Montag, 9. Januar 2023

Wie kommen unsere Kinder mit der pädagogischen Welt zurecht?

 


Wie kommen unsere Kinder mit der pädagogischen Welt zurecht? Nun, sie werden in unserem Haushalt groß. Hier, auf der Insel der Seligen, existiert die erziehungsfreie Welt von Mama und Papa. Aber kaum machen die Kinder die Wohnungstür auf, schon schallt es durch das Treppenhaus anders.

Die Mutter der Familie von nebenan ist erzieherisch unterwegs. Ihre Emotionen und Schwingungen sind gänzlich verschieden von dem, was unsere Kinder aus ihrem Nest kennen. So ist es! Drinnen ist es so, draußen ist es anders.

Die Kinder werden in zwei Welten groß. Und da sie das von Anfang an mitbekommen, verwirrt sie das nicht, sondern es ist ihre Realität. Zu Hause so, woanders anders. Sie können das handhaben. Eins aber ist klar: Von den Herabsetzungstönen, Schimpfkaskaden, Schuldzuweisungen der pädagogischen Welt draußen stecken sie sich nichts an.

Sie wissen, dass die anderen so drauf sind. Dass sie meinen, recht zu haben und Kinder belehren und herabsetzen zu können. Aber das ist deren Ding, unsere Kinder können ihnen das lassen. Es trifft sie nicht. Ihr Schutzmantel ist gewirkt aus dem verlässlichen Achtungskontinuum ihres Zuhauses.

»Wieso habt Ihr Euch die Hände noch nicht gewaschen?!« Tante Meier schimpft. Unsere Kinder sehen sich an. »Was hat sie denn nur? Wieder Rückenschmerzen?« Sie sind nicht gekränkt und fühlen sich nicht herabgesetzt. Sie sind offen für das, was bei Tante Meier dahintersteckt, wenn sie sich ärgert.

Sie sind voller Empathie. Empathie, die in ihnen lebt, weil sie von den wichtigen Personen ihres Lebens – ihren Eltern und deren Freunden – nicht in ihrem Wertgefühl, ihrer Selbstliebe und Selbstkraft gestört werden. »Ist schon gut, wir waschen uns die Hände«, eine leichte Antwort. Und Tante Meier ist zufrieden.

Unsere Kinder kommen in den beiden Welten gut zurecht.
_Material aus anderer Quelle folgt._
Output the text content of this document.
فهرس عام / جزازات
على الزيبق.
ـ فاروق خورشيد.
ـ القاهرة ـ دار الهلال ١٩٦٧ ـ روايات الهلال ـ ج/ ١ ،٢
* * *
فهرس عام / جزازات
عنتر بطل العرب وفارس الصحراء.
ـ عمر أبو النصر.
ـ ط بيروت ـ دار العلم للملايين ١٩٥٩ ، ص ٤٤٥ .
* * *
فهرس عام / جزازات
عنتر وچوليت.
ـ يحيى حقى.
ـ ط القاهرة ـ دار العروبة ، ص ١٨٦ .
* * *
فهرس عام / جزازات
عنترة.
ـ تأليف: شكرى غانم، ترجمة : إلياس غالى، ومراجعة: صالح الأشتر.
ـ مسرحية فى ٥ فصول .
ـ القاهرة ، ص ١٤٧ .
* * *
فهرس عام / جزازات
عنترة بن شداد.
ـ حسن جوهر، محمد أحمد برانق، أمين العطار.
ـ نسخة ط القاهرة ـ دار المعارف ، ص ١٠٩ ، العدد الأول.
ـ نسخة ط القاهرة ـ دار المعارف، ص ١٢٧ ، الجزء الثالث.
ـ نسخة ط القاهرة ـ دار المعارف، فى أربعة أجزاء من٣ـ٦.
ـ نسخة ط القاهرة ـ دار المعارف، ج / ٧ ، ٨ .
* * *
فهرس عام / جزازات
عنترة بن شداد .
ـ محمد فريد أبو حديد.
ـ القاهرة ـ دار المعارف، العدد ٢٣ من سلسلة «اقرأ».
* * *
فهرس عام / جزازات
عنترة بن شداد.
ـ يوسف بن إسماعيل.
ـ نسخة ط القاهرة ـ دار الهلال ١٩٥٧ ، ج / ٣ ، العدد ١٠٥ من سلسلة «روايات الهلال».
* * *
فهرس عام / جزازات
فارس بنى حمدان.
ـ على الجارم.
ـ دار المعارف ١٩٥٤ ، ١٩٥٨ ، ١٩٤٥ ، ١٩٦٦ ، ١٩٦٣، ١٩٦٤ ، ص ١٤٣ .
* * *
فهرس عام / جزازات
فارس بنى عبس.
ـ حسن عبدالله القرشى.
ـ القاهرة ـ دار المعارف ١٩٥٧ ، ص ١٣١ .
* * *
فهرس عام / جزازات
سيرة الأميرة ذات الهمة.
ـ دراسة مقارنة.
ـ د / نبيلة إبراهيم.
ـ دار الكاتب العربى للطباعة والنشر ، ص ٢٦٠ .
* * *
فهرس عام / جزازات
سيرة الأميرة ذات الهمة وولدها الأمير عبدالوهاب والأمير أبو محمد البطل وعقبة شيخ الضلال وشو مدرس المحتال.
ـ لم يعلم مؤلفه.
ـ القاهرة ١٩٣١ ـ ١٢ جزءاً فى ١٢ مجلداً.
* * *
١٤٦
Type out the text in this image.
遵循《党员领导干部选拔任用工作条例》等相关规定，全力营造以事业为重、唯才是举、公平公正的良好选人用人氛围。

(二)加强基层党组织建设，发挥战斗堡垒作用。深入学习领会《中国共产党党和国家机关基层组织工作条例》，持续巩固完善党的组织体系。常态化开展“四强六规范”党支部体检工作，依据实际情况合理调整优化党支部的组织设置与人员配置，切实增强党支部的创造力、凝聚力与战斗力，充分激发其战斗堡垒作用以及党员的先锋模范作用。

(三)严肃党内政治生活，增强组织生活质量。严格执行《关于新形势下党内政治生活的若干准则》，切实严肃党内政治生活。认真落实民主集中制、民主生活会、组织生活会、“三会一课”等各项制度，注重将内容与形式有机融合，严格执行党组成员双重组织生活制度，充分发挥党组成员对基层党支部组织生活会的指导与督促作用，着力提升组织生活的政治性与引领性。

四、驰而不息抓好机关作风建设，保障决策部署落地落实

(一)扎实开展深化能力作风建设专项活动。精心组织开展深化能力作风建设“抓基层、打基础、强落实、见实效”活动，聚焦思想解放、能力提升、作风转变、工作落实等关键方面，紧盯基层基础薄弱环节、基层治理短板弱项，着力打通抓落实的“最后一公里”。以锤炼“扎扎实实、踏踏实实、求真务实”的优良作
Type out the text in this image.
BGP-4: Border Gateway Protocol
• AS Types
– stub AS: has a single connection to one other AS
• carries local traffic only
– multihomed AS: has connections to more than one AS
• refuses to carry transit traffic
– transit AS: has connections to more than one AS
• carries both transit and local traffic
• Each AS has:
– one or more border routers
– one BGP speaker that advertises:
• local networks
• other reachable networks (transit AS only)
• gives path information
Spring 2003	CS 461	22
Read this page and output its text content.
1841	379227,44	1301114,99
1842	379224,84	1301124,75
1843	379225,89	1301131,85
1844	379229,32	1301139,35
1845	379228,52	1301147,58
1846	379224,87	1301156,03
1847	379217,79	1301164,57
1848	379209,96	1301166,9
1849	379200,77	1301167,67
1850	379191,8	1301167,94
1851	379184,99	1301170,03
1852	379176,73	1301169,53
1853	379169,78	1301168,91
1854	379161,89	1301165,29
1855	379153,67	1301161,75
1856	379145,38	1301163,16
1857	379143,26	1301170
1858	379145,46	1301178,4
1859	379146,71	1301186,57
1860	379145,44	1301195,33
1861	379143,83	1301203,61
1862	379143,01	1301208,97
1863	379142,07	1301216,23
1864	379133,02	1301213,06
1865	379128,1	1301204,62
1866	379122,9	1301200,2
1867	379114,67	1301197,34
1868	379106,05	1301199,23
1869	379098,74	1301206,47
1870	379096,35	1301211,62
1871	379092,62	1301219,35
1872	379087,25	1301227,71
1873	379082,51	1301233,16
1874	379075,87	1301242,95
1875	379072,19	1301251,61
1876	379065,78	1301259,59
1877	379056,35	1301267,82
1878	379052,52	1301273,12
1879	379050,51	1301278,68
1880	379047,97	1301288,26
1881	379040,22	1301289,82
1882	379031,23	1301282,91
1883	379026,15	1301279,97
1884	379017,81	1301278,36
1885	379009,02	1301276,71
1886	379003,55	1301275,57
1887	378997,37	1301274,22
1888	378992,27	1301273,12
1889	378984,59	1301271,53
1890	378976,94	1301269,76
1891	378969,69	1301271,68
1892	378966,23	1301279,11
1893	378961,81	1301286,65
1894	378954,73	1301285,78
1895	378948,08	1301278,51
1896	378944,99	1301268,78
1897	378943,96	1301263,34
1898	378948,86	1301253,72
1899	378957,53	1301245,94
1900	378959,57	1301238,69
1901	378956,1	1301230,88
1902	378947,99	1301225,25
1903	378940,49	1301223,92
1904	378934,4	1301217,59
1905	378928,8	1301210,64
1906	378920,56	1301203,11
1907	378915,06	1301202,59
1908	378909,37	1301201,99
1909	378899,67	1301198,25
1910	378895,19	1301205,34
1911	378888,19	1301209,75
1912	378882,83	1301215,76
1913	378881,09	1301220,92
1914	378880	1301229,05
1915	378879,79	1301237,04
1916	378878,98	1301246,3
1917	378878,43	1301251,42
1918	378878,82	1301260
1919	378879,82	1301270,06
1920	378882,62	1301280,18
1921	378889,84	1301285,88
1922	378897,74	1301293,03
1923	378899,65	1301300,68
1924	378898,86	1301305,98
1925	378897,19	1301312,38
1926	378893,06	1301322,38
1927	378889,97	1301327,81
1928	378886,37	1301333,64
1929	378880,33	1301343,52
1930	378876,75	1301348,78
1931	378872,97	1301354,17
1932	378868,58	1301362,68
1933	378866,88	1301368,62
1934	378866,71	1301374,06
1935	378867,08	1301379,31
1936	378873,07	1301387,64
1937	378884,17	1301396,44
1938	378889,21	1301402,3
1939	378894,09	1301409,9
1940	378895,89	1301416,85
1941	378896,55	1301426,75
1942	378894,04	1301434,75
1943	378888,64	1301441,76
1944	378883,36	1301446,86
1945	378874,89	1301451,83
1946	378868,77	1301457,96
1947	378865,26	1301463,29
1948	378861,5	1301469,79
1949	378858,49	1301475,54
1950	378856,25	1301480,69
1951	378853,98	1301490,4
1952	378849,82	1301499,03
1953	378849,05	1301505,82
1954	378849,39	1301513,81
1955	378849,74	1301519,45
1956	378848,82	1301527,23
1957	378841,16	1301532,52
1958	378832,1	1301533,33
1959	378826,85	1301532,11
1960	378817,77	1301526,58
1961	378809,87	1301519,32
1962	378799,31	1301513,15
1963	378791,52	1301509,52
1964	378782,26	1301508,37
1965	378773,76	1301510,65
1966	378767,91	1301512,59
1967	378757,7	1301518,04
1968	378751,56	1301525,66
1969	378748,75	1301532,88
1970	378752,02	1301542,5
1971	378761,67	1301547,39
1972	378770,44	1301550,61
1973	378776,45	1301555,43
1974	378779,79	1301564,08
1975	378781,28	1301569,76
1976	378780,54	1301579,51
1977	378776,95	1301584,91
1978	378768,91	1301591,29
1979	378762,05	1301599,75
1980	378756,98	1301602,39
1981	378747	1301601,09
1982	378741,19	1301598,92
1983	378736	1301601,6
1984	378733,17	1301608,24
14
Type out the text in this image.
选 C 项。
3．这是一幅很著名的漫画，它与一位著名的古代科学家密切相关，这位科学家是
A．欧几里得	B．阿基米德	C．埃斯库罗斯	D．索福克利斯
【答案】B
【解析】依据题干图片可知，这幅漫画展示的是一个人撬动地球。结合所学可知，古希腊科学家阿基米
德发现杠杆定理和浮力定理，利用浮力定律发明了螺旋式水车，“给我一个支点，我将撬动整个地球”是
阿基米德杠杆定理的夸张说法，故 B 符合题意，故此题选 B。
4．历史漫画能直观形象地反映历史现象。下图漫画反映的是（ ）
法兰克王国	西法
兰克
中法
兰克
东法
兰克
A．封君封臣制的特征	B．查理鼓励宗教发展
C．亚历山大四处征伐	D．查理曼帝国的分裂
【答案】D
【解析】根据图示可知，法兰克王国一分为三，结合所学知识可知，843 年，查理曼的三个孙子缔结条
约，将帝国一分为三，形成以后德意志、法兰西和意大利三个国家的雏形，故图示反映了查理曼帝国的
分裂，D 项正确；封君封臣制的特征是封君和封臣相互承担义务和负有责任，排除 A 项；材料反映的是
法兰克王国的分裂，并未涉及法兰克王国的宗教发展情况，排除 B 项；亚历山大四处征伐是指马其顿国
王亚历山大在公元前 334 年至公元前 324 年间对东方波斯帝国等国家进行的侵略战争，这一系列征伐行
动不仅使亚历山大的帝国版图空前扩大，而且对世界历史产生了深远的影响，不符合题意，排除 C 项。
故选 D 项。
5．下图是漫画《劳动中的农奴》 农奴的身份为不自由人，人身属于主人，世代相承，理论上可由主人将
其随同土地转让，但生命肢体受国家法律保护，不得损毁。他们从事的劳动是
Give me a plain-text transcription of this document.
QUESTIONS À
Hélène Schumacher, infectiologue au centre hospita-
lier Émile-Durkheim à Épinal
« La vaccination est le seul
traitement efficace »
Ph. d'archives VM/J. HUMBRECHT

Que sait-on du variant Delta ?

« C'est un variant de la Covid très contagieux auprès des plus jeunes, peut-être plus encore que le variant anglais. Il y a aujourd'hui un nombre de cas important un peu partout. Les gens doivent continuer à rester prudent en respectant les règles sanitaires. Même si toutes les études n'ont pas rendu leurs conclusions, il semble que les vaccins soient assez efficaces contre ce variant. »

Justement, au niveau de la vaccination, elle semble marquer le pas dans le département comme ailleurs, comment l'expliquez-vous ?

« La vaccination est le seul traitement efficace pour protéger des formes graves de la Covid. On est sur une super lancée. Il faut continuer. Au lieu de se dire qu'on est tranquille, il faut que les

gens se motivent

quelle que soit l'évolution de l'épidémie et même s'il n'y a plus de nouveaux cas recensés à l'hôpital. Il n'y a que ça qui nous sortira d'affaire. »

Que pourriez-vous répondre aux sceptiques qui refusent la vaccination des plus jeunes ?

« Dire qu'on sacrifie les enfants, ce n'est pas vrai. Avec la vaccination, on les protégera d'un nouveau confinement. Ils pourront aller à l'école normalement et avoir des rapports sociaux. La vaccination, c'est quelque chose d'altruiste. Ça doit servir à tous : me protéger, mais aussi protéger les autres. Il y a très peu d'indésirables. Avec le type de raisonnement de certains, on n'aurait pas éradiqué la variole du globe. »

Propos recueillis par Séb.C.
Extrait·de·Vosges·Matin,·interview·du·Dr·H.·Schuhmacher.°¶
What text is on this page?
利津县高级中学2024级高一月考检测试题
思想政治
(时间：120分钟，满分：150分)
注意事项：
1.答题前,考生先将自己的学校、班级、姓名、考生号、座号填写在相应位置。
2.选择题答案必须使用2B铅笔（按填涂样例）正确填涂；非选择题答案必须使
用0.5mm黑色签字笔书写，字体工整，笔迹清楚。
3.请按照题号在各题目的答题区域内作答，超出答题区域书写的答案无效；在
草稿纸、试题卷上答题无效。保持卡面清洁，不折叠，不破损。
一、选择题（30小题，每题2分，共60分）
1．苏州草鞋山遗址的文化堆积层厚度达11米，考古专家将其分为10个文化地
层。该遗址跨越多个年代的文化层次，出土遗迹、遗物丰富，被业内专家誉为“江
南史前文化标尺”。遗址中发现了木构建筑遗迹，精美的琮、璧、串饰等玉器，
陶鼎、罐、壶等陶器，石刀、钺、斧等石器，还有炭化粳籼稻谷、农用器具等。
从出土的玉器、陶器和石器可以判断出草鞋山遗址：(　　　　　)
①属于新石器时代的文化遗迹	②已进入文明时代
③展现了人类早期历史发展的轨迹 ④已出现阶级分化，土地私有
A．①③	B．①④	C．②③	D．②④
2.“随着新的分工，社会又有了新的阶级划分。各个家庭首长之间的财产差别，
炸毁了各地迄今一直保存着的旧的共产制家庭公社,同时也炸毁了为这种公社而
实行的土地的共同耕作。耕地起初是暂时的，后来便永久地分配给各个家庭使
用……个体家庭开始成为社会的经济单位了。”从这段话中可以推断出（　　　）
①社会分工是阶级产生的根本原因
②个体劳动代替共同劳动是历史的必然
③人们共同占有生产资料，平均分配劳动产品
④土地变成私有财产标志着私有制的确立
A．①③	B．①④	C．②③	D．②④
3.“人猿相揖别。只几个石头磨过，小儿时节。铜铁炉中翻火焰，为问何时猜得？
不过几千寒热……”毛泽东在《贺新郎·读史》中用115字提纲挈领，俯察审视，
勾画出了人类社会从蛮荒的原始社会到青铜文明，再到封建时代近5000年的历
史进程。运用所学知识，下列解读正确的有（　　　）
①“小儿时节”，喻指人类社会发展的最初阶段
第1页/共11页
Und da sie einfühlsam und freundlich sind, werden sie auch von den erzieherischen Erwachsenen gemocht. Sie sind gerne gesehen in den Familien ihrer Freunde, im Kindergarten, der Schule, der Verwandtschaft.

Von ihren Alterskameraden ganz zu schweigen. Da ist es so, dass die anderen Kinder, denen der Erziehungsgewittersturm täglich um die Ohren braust, erstaunt und begeistert sind, dass sie auf Kinder treffen, die so ganz andere Eltern haben. Und sie kommen gerne zu uns zu Besuch.

»Keine Hausaufgaben gemacht? Wie wollt Ihr denn versetzt werden?!« Der Lehrer brüllt die Klasse an. Alle Kinder ducken sich. Sie kennen das, Alltag rauf und runter: Schimpfe, nichts Neues. Die Kinder sehen vor sich hin, sind gebannt. Sie warten, dass er mit seiner Strafpredigt aufhört.

Mein Sohn richtet sich auf, ist erstaunt, sieht nach vorn, auf den Lehrer. »Was hat er denn nur? Schlecht geschlafen? Krach mit seiner Frau?« Die Schimpfe des Lehrers prallt an seiner Selbstkraft ab, er ist nicht getroffen und gebannt. Seine Selbstachtung erreicht der Lehrer nicht mit der Schimpfe.

Mein Kind weiß, dass es jetzt nichts tun kann, der Lehrer ist viel zu sehr in Rage. Aber nach dem Unterricht, als die Pause beginnt und der Lehrer noch am Lehrertisch sitzt, geht mein Sohn nach vorn und legt ihm freundlich die Hand auf den Arm: »Herr Müller, das schaffen wir schon mit der Versetzung.«

Auf dem Elternabend erzählt mir Herr Müller davon. »Was haben Sie für ein nettes und gut erzogenes Kind.« Ich sage dann nichts dazu. Die Kinder sind ja gerade so, weil sie nicht erzogen werden, nicht durch Erziehung gestört werden und sich ihre Empathie ungehindert entfalten kann. Es bringt aber nichts, einem Menschen, diesem Lehrer, der erzieherisch unterwegs ist, davon etwas zu erzählen. Es sei denn, er ist offen für erziehungsfreie Ideen. Das muss man jeweils sehen.